In the simulation flow shown in fig. 1, the extreme values of the external wind pressure of the window and the roof tile are simulated, and the extreme values of the external wind pressure of the roof panel should be weighted and averaged by the contribution area of the extreme values of the external wind pressure of the attached roof tile. The window and roof panels are affected by internal pressure, and the net wind pressure extreme value of the window and roof panels comprises the internal pressure; the roof tiles are only acted by external wind pressure, and the net wind pressure extreme value of the roof tiles is equal to the external wind pressure extreme value. The number of the throws is set to be 100, and the sample volume of the simulation is selected to be 20 ten thousand to ensure the convergence of the result.
1) Probability of damage to the containment structure
According to the destruction matrix recorded at each moment, the cumulative destruction probability of each component at each moment can be obtained. Fig. 5 shows the cumulative damage probability of windows on the surrounding wall surface as a function of time, and the cumulative damage probabilities of windows on different wall surfaces all increase with time, wherein the damage probabilities of all windows show an increasing trend at two moments 4:30 and 7:00 when the wind speed reaches the peak value. Fig. 6(a) (b) and 7(a) (b) show the cumulative failure probability of roof tiles and panels at 4:30 and 7:00, where the failure at 4:30 occurs mainly on the windward side of the roof, and at 7:00 the wind direction turns through about 180 °, and the failure on the other side of the roof is found to be greater.
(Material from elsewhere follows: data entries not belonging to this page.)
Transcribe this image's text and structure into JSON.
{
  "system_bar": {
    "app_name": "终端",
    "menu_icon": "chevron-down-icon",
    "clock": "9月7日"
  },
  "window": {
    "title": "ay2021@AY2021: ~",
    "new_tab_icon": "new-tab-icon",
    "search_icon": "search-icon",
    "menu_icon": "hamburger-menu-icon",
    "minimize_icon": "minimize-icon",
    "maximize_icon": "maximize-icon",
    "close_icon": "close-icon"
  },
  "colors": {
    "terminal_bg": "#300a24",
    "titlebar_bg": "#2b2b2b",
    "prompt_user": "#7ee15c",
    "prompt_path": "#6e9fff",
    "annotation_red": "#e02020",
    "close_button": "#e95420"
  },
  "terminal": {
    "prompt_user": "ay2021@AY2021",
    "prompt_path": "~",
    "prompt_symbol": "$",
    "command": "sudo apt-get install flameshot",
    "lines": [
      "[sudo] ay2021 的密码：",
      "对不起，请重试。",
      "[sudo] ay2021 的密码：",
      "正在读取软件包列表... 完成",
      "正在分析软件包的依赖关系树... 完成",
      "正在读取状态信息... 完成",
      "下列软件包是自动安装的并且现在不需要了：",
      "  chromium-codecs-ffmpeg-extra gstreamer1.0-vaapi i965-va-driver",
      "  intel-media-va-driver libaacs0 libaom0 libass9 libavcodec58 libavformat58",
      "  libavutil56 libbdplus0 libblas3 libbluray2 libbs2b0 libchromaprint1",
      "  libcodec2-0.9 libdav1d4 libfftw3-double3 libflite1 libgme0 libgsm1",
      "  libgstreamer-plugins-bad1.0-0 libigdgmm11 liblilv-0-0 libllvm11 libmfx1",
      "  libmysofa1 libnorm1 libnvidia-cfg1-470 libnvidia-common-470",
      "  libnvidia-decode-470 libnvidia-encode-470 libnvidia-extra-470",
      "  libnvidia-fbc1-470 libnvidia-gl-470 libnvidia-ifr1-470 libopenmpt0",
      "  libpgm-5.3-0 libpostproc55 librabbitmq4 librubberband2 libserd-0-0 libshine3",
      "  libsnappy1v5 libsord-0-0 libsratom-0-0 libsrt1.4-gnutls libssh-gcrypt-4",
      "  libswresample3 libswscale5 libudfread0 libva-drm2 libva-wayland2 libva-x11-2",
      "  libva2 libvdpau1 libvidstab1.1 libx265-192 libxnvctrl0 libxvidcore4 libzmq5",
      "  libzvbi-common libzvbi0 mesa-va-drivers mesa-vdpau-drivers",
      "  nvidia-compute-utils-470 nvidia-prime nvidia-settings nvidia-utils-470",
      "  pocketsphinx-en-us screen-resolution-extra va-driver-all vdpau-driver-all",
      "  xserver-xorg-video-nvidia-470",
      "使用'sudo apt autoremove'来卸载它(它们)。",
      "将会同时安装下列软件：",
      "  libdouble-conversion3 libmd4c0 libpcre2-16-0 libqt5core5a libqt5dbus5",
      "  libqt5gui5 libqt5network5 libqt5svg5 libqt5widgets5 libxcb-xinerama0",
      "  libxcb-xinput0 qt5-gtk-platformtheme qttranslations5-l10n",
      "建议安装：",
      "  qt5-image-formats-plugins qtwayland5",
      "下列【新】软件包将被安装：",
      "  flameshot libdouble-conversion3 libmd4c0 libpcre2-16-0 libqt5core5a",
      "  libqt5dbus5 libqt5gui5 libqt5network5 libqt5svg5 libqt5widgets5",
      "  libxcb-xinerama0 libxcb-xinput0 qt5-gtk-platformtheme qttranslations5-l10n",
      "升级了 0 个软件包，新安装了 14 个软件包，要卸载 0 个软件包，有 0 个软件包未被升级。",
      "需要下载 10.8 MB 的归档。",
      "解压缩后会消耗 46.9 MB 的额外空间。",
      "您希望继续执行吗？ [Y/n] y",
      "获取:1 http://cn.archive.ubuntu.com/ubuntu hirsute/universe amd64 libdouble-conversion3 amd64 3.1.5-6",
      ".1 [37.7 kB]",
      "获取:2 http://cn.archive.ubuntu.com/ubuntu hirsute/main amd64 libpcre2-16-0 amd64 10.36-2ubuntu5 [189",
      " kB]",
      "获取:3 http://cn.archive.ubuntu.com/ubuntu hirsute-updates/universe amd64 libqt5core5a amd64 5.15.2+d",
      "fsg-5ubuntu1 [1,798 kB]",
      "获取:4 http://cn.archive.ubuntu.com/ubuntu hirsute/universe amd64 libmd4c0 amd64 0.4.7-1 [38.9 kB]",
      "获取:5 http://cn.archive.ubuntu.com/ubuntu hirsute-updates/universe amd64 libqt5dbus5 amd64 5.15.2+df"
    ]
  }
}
The resulting probability of failure of the roof tiles and panels in this typhoon event is shown in fig. 6(c) and 7 (c).
2) Loss rate of building envelope
And acquiring multiple groups of samples of the loss rate of each component in the typhoon event according to the damage matrix recorded at each moment, and further calculating the change condition of the loss rate statistic value of each component along with time. Generally, one is mainly concerned with the average level of loss and the level of variation, i.e., loss rate mean and standard deviation. The changes of the loss rate mean value and the standard deviation of each component along with time are respectively shown in the figure 8 and the figure 9. It can be seen that the average loss rate increases over time and increases significantly as the wind speeds peak at 4:30 and 7: 00. The standard deviation of the loss rate generally tends to increase, with a slight decrease occurring over the individual time periods. The final loss rate mean values (standard deviation) of the three types of components of the window, the roof tile and the roof panel are 73.31% (8.76%), 33.15% (4.43%) and 10.43% (3.37%), respectively. When only the influence of the maximum wind speed in a typhoon period is considered, namely the damage of the typhoon wind speed and the wind direction at the moment of 4:30 to a house is analyzed independently, the average loss rates of the windows, the roof tiles and the roof plates are respectively 24.57%, 12.94% and 5.4%. Compared with disaster loss analysis considering typhoon duration effect, the method only considers the maximum wind speed to underestimate the loss degree of various enclosure components.